Of course, all this takes money and Professor Palmer will need to be as adept at raising funds as some of his very successful predecessors, such as Professor Stanley and WAIMR director Professor Peter Klinken.

If claims from early last year are delivered on, the Joondalup study already has significant financial commitments.

Last year, Professor Palmer said the Joondalup study had received commitments of support from IBM and Cerner International worth $25 million.

It is perhaps fitting that the scientist, who won the WA Business News 40under40 First Amongst Equals Award in 2005, has a background that includes venture capitalism.

Professor Palmer's career on the research side of the ledger is extraordinary enough.

He is an internationally recognised as an expert in the genetics of complex respiratory diseases, and at 37 years of age he was the youngest scientist to be appointed to a chair at the medical school as the foundation chair in Genetic Epidemiology at the University of Western Australia in 2003.

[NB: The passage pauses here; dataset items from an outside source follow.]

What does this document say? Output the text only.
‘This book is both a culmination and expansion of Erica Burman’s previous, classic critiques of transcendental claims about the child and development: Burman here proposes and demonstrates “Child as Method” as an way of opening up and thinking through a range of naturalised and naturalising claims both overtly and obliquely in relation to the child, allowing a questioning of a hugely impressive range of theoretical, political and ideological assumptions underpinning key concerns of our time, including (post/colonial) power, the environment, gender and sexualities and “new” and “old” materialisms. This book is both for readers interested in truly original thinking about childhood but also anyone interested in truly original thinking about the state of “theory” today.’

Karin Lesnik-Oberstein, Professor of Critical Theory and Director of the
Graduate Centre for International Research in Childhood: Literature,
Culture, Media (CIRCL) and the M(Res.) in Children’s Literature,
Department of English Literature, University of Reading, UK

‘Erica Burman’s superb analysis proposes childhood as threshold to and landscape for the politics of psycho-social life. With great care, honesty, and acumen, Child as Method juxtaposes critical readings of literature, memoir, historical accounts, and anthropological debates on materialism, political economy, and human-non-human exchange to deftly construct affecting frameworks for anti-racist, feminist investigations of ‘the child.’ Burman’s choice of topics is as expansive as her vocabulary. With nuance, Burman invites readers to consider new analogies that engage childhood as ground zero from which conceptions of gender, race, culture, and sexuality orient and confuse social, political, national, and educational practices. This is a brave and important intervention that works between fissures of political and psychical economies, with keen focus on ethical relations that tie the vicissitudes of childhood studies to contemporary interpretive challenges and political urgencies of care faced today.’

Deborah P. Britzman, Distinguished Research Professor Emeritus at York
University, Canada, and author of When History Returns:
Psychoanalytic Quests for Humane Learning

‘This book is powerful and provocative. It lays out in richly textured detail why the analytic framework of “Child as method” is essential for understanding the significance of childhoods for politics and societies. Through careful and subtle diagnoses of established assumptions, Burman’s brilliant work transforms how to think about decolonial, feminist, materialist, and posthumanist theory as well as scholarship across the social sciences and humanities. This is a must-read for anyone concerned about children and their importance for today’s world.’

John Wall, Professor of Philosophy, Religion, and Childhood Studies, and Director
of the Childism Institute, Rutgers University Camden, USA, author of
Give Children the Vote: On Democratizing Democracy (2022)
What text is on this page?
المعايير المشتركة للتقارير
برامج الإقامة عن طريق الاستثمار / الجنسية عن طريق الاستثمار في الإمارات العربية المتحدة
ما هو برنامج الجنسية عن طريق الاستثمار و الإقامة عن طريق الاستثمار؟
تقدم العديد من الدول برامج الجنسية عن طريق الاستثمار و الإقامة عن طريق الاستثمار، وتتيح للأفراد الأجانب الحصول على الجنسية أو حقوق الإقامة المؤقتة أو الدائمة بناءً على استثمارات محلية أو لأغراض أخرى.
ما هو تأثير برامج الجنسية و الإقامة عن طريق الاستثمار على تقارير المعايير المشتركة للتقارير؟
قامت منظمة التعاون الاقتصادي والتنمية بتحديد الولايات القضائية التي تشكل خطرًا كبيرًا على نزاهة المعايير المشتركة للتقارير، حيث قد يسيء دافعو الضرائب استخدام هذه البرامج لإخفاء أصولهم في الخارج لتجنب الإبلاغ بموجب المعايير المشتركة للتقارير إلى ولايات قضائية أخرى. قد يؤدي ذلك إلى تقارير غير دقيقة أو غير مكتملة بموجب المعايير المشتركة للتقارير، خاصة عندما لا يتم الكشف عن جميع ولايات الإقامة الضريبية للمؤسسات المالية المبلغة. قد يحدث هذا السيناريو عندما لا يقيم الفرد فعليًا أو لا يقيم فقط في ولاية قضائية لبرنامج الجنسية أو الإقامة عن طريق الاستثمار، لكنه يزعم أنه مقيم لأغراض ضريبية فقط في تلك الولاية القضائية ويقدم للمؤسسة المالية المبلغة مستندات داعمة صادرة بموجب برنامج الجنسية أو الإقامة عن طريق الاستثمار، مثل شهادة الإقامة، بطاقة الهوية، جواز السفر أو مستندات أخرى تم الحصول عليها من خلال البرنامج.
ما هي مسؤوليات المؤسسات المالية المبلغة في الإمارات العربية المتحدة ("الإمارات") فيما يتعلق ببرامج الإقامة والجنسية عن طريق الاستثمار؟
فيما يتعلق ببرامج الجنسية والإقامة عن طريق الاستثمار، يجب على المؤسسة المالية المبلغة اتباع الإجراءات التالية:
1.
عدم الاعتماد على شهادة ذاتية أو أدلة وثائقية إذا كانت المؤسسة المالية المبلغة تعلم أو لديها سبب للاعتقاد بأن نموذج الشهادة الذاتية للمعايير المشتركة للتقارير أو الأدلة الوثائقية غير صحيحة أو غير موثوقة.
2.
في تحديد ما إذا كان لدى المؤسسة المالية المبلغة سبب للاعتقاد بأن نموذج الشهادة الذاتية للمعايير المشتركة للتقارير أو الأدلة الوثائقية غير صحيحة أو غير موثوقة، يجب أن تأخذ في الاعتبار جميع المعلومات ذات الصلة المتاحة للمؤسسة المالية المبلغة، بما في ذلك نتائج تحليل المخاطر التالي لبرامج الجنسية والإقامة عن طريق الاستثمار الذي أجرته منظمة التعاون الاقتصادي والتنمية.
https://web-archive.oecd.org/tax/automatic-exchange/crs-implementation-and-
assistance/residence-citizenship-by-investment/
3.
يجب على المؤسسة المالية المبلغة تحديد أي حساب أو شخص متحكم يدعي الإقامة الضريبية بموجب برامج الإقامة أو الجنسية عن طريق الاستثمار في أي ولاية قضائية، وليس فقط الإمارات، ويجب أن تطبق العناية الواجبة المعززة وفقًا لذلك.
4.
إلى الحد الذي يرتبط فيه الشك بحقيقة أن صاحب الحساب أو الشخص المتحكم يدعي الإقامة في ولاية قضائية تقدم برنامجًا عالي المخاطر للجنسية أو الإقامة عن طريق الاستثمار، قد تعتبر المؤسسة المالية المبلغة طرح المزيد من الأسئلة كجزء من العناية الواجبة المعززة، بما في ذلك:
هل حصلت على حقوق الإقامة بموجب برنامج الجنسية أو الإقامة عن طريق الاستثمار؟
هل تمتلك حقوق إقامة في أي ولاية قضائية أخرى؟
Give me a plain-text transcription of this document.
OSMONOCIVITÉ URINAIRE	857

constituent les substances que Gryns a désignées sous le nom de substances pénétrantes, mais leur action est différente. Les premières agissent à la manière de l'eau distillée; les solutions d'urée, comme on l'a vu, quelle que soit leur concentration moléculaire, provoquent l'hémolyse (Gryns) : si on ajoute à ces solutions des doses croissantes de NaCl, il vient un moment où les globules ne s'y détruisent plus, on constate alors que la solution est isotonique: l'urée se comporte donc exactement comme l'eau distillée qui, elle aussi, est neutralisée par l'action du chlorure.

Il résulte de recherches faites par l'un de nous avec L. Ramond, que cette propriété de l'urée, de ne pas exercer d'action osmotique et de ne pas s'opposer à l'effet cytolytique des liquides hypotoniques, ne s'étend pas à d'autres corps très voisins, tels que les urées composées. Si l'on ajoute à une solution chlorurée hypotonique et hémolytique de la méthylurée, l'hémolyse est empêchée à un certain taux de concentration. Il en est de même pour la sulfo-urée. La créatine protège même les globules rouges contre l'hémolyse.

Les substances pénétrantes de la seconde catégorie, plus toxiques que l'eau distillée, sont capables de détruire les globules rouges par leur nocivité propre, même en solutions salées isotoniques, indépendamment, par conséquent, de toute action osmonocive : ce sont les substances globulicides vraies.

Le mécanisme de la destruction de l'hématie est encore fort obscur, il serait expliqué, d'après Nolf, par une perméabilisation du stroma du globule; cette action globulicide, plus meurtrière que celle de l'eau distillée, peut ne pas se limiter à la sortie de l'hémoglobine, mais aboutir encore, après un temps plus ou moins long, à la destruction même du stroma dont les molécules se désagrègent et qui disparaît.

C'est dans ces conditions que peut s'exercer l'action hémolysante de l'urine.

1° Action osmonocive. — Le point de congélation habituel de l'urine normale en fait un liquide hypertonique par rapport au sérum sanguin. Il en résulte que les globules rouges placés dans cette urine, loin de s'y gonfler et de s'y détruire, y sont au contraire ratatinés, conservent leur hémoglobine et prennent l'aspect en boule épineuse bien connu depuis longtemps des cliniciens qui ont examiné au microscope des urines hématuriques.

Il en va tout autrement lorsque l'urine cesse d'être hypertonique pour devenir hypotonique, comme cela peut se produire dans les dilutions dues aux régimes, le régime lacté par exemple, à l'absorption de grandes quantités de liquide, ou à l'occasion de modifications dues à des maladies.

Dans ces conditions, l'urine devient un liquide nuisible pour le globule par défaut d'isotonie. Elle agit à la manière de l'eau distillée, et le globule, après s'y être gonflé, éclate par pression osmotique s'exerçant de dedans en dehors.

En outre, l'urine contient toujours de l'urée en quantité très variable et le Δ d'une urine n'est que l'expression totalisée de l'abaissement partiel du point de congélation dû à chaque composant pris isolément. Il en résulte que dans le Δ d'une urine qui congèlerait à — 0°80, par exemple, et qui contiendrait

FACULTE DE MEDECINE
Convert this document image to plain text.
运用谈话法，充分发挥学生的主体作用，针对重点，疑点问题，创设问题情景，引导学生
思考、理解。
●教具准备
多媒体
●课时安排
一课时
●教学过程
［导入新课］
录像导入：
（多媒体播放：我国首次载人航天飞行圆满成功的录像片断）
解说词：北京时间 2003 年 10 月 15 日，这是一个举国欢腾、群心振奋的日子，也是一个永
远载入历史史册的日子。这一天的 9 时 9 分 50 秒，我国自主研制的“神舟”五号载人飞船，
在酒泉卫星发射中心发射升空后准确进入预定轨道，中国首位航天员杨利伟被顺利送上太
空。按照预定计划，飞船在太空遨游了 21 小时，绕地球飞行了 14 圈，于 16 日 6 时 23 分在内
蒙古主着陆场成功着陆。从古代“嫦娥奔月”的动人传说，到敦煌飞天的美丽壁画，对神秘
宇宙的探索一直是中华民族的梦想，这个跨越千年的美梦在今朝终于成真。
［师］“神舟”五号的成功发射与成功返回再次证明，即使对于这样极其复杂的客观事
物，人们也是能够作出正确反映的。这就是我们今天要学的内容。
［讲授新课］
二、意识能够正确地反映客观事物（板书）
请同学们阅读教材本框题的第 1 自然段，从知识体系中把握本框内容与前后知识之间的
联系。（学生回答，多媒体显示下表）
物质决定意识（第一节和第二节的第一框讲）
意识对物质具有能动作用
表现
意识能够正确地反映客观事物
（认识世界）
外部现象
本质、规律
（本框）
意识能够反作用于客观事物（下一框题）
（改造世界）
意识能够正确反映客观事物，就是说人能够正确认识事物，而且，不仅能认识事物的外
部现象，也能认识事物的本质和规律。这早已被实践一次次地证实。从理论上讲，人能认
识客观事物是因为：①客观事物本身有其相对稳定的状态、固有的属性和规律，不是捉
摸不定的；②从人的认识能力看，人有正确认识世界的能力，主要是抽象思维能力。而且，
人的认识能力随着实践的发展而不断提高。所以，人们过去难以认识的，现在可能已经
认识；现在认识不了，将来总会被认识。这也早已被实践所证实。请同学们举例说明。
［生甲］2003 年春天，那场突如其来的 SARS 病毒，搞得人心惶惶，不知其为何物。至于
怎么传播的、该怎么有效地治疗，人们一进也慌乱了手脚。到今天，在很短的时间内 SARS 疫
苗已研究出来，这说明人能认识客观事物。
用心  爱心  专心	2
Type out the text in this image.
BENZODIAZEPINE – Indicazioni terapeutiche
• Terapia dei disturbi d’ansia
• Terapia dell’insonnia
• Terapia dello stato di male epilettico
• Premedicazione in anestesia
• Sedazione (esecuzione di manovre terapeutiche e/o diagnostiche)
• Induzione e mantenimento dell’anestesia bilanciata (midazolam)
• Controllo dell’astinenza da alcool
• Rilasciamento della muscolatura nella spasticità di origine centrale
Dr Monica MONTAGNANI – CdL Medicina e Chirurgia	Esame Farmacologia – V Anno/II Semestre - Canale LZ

Professor Palmer has also taught at prestigious institutions around the world, including Harvard and Oxford.

While at Harvard, Professor Palmer was jointly responsible for creating a new national genomic resource centre in heart, lung and blood disease as well as founding a biotechnology consultancy, Triaj, to provide high-level advice and due diligence to venture capital and industry groups.

Professor Palmer concluded that, in biotechnology, most of the expertise resided in academia rather than industry, in contrast to IT or other high-tech enterprises.

Such a background reveals a rare blend of research, business and entrepreneurial skills for the man at the helm of such an important WA project.